Без чистой крови нет стихотворений, нет стихотворений без судьбы, без малой трагедии.

Только величайшая искренность, величайшая отдача, капли чистой крови могут родить стихотворение.

Способность к познанию внешнего мира, которую мой рецензент Г. Г. Красухин назвал антропоморфизмом, мне не кажется полной формулой.

Антропоморфист — каждый поэт. Это — элемент поэтического творчества. Моя же формула гораздо сложнее — она объединяет понимание природы и судьбу. Универсализм этой формулы доказала моя работа над стихотворением «Хрусталь». Это — одно из программных моих стихотворений.

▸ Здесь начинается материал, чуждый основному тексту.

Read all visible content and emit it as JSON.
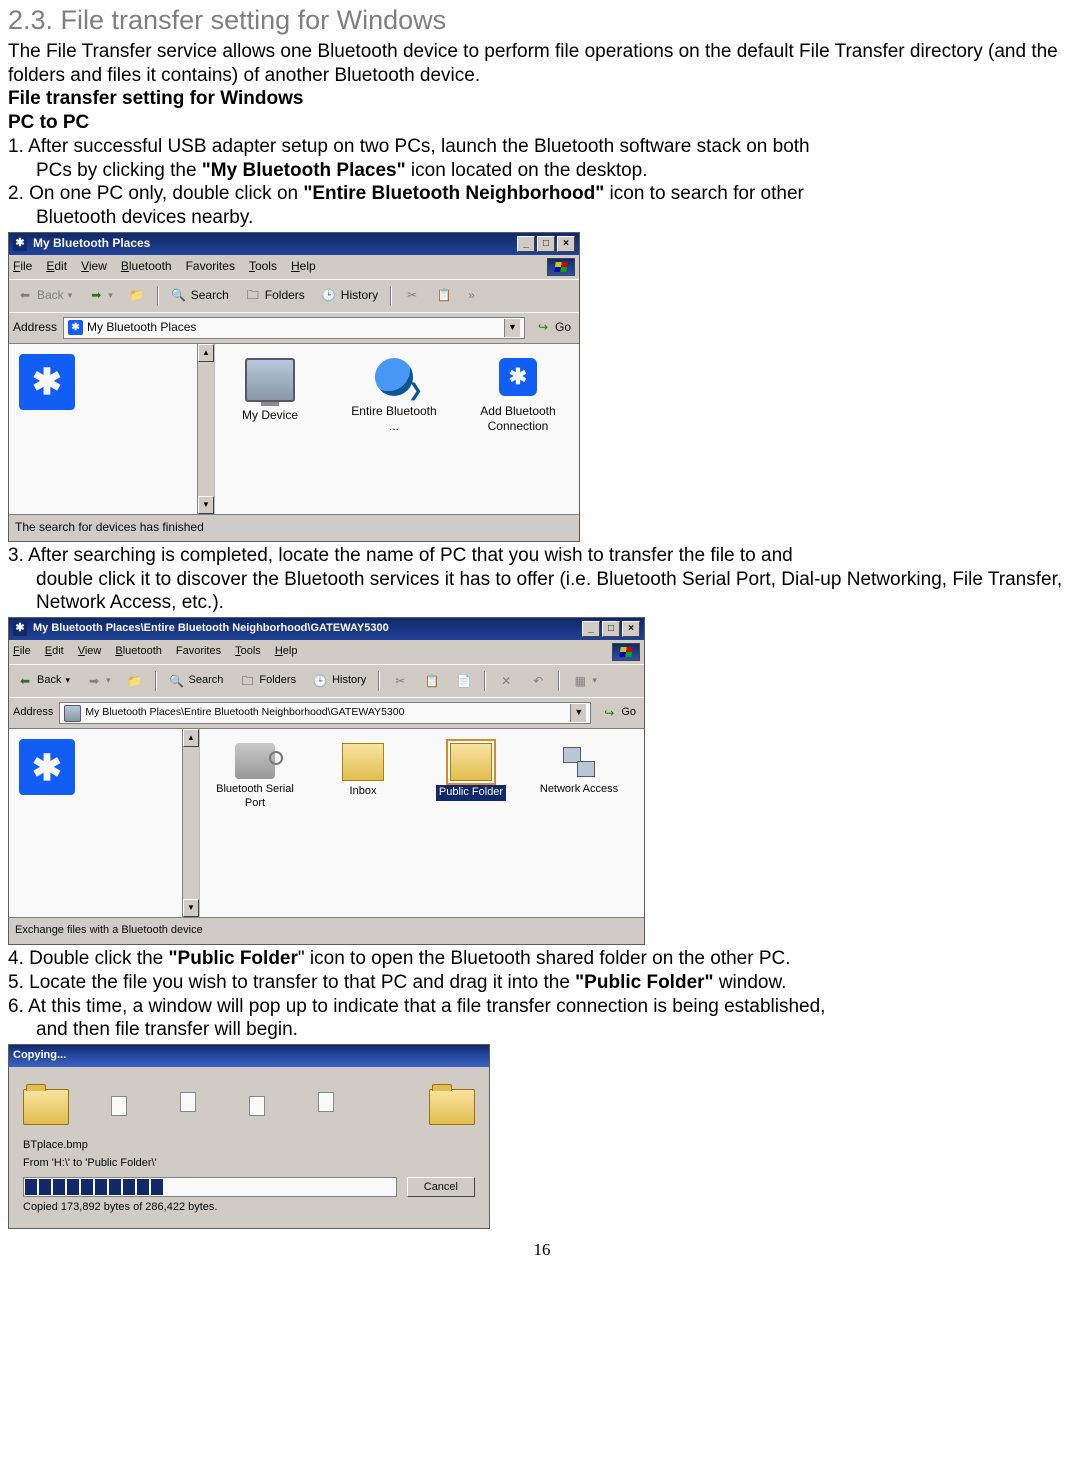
{
  "heading": "2.3. File transfer setting for Windows",
  "intro": "The File Transfer service allows one Bluetooth device to perform file operations on the default File Transfer directory (and the folders and files it contains) of another Bluetooth device.",
  "sub1": "File transfer setting for Windows",
  "sub2": "PC to PC",
  "step1a": "1. After successful USB adapter setup on two PCs, launch the Bluetooth software stack on both",
  "step1b": "PCs by clicking the ",
  "step1bold": "\"My Bluetooth Places\"",
  "step1c": " icon located on the desktop.",
  "step2a": "2. On one PC only, double click on ",
  "step2bold": "\"Entire Bluetooth Neighborhood\"",
  "step2b": " icon to search for other",
  "step2c": "Bluetooth devices nearby.",
  "step3a": "3. After searching is completed, locate the name of PC that you wish to transfer the file to and",
  "step3b": "double click it to discover the Bluetooth services it has to offer (i.e. Bluetooth Serial Port, Dial-up Networking, File Transfer, Network Access, etc.).",
  "step4a": "4. Double click the ",
  "step4bold": "\"Public Folder",
  "step4b": "\" icon to open the Bluetooth shared folder on the other PC.",
  "step5a": "5. Locate the file you wish to transfer to that PC and drag it into the ",
  "step5bold": "\"Public Folder\"",
  "step5b": " window.",
  "step6a": "6. At this time, a window will pop up to indicate that a file transfer connection is being established,",
  "step6b": "and then file transfer will begin.",
  "page": "16",
  "ss1": {
    "title": "My Bluetooth Places",
    "menu": [
      "File",
      "Edit",
      "View",
      "Bluetooth",
      "Favorites",
      "Tools",
      "Help"
    ],
    "back": "Back",
    "search": "Search",
    "folders": "Folders",
    "history": "History",
    "addressLabel": "Address",
    "addressValue": "My Bluetooth Places",
    "go": "Go",
    "icons": [
      {
        "label": "My Device"
      },
      {
        "label": "Entire Bluetooth ..."
      },
      {
        "label": "Add Bluetooth Connection"
      }
    ],
    "status": "The search for devices has finished"
  },
  "ss2": {
    "title": "My Bluetooth Places\\Entire Bluetooth Neighborhood\\GATEWAY5300",
    "menu": [
      "File",
      "Edit",
      "View",
      "Bluetooth",
      "Favorites",
      "Tools",
      "Help"
    ],
    "back": "Back",
    "search": "Search",
    "folders": "Folders",
    "history": "History",
    "addressLabel": "Address",
    "addressValue": "My Bluetooth Places\\Entire Bluetooth Neighborhood\\GATEWAY5300",
    "go": "Go",
    "services": [
      {
        "label": "Bluetooth Serial Port"
      },
      {
        "label": "Inbox"
      },
      {
        "label": "Public Folder"
      },
      {
        "label": "Network Access"
      }
    ],
    "status": "Exchange files with a Bluetooth device"
  },
  "ss3": {
    "title": "Copying...",
    "file": "BTplace.bmp",
    "from": "From 'H:\\' to 'Public Folder\\'",
    "cancel": "Cancel",
    "copied": "Copied 173,892 bytes of 286,422 bytes."
  }
}
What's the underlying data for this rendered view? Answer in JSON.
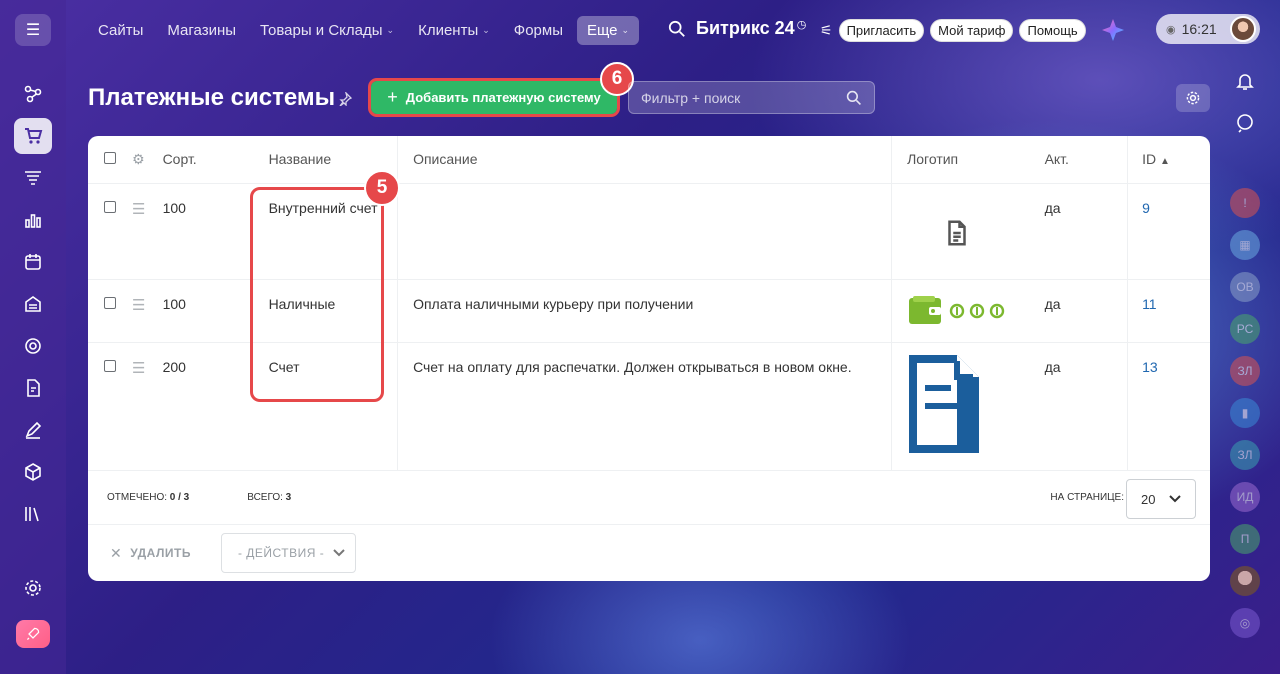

В том поэтическом дневнике, который я веду, — он состоит из всех моих стихов — фиксируется самая, может быть, существенная сторона моего бытия, с робким заглядыванием в будущее, неуверенным или уверенным — это в поэтическом смысле одно и то же — предсказанием, угадыванием будущего.

Одна из поэтических истин, найденная мной, — это наблюдение, что в мире нет таких явлений физического, духовного, общественного, нравственного мира, которые не могли бы быть отражены стихами.

Стихи — всеобщий язык, единственный знаменатель, на который делятся без остатка все явления мира. Любое явление природы может быть включено в борьбу людей.

За лучшими стихами всегда стоит аллегория, иносказание, подтекст, многозначность смысла. Ощущение, настроение, намек, полуфаза, интонация — все это область стиха, где разыгрываются сражения за душу людей.